A Brief History of My Sex Life, by Subhaga Crystal Bacon

What can I say about this stunning collection? How about: I had to tape the cover down to take these photos because I’ve already wrecked the book by reading it so intensely in my hot, fiddly hands.

A Brief History of My Sex Life from Lily Poetry Review Books is like the Salish Sea, which once spread across parts of the Pacific Northwest not far from where Bacon lives. Ancient seas like Salish were lush ecosystems teeming with life. They’ve left behind more than we could ever discover: traces of lives and worlds not unlike the ones this body of work pulls from history, family, culture, art, poetry, spirituality, and more, as if excavating artifacts from the seabed.

The book’s scope and what it sets out to achieve are evident in the title, which mirrors Stephen Hawking’s landmark cosmological book A Brief History of Time.
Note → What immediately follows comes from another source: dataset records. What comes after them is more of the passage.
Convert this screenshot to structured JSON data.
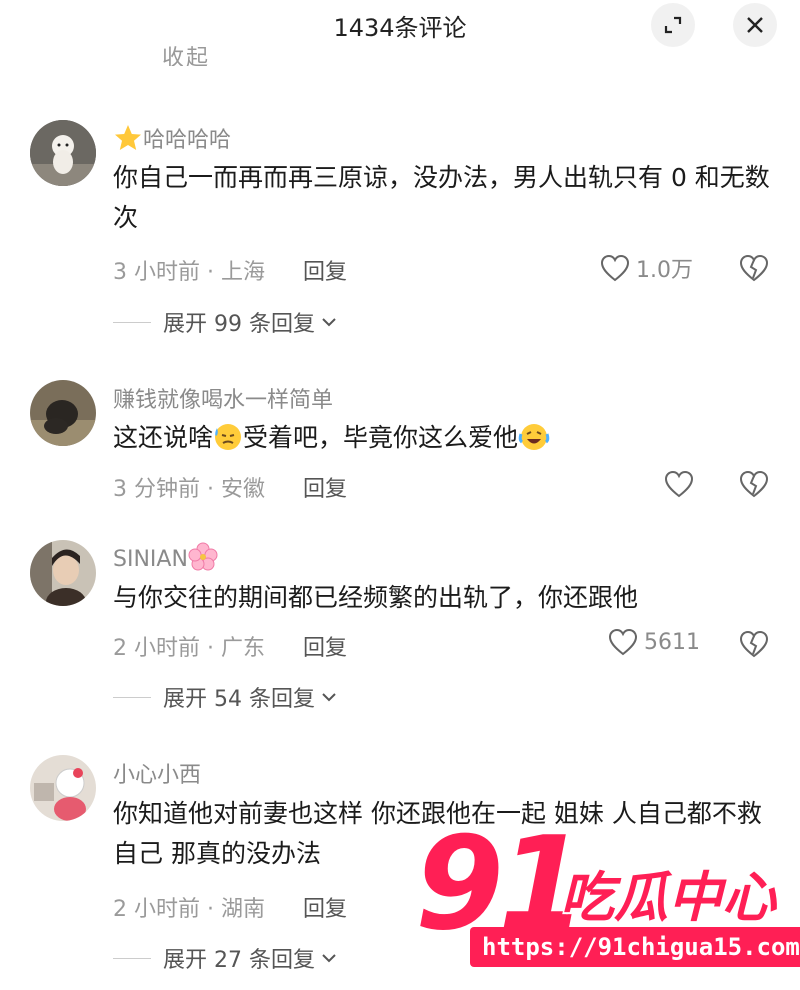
{
  "header": {
    "title": "1434条评论"
  },
  "previous_fragment": "收起",
  "comments": [
    {
      "username": "哈哈哈哈",
      "text": "你自己一而再而再三原谅，没办法，男人出轨只有 0 和无数次",
      "time": "3 小时前 · 上海",
      "reply": "回复",
      "likes": "1.0万",
      "expand": "展开 99 条回复"
    },
    {
      "username": "赚钱就像喝水一样简单",
      "text_a": "这还说啥",
      "text_b": "受着吧，毕竟你这么爱他",
      "time": "3 分钟前 · 安徽",
      "reply": "回复",
      "likes": ""
    },
    {
      "username": "SINIAN",
      "text": "与你交往的期间都已经频繁的出轨了，你还跟他",
      "time": "2 小时前 · 广东",
      "reply": "回复",
      "likes": "5611",
      "expand": "展开 54 条回复"
    },
    {
      "username": "小心小西",
      "text": "你知道他对前妻也这样 你还跟他在一起 姐妹 人自己都不救自己 那真的没办法",
      "time": "2 小时前 · 湖南",
      "reply": "回复",
      "likes": "",
      "expand": "展开 27 条回复"
    }
  ],
  "watermark": {
    "big": "91",
    "name": "吃瓜中心",
    "url": "https://91chigua15.com"
  },
  "colors": {
    "accent": "#ff1f55",
    "muted": "#9a9a9a"
  }
}
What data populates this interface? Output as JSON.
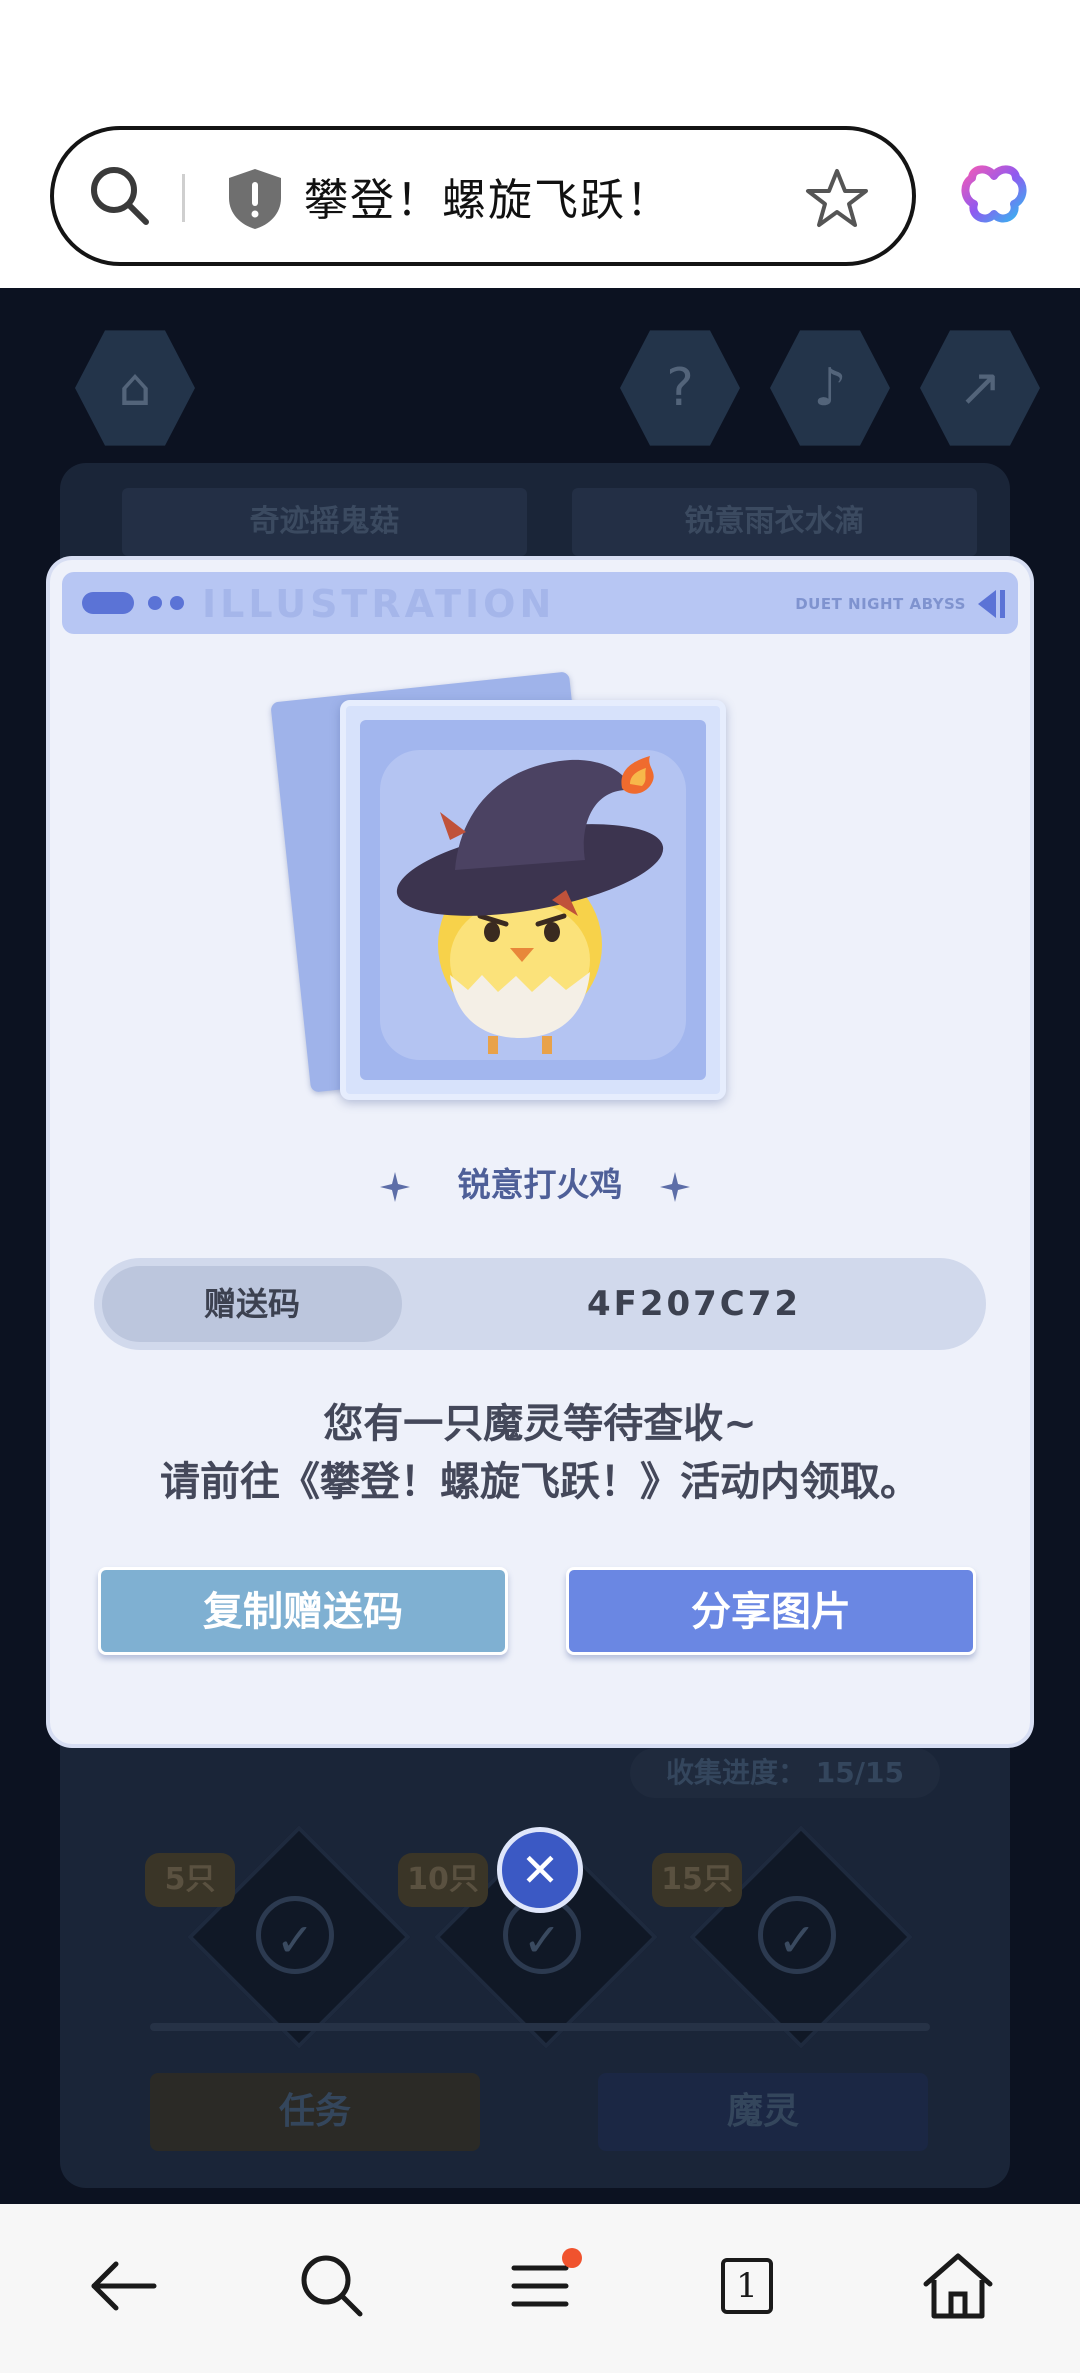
{
  "browser": {
    "address_title": "攀登！螺旋飞跃！",
    "tab_count": "1"
  },
  "scene": {
    "tabs": [
      "奇迹摇鬼菇",
      "锐意雨衣水滴"
    ],
    "progress_text": "收集进度： 15/15",
    "tiers": [
      "5只",
      "10只",
      "15只"
    ],
    "buttons": [
      "任务",
      "魔灵"
    ]
  },
  "modal": {
    "header_decoration": "ILLUSTRATION",
    "header_brand": "DUET NIGHT ABYSS",
    "creature_name": "锐意打火鸡",
    "gift_code_label": "赠送码",
    "gift_code": "4F207C72",
    "message_line1": "您有一只魔灵等待查收~",
    "message_line2": "请前往《攀登！螺旋飞跃！》活动内领取。",
    "copy_button": "复制赠送码",
    "share_button": "分享图片"
  },
  "colors": {
    "modal_bg": "#eef1fa",
    "copy_button": "#7fb0d2",
    "share_button": "#6a87e3",
    "close_button": "#3b59c4",
    "scene_bg": "#0c1221",
    "notification_dot": "#f0532e"
  },
  "icons": [
    "search-icon",
    "shield-icon",
    "star-icon",
    "app-logo-icon",
    "back-icon",
    "menu-icon",
    "tabs-icon",
    "home-icon",
    "close-icon"
  ]
}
But Hawking’s work was not just an encyclopedia of all things vast. It made complex concepts accessible to people, even those without a background in physics. Bacon’s work does that, too, bringing us in close to tell us stories about their life and the lives of those around them.

This collection is about identity, not identification. For me, that’s an important distinction. Some of the stakes are high in the work (and getting higher every day in this world). But A Brief History of My Sex Life doesn’t stake claim in the sense of asserting. Rather, it’s a kind of gleaning without possession or possessiveness, of scratching below the surface, looking closely at what’s there, and saying, Here, come have a look at what I found. I want to show you so you can see it, too.

Images: 1. The cover of A Brief History of My Sex Life. 2. An interior page from the collection. 3. Another interior page from the collection along with a pomegranate. 4. The back cover of the collection with the pomegranate and an hourglass lying on its side. Get it? Because the book literally stops time while you’re reading it.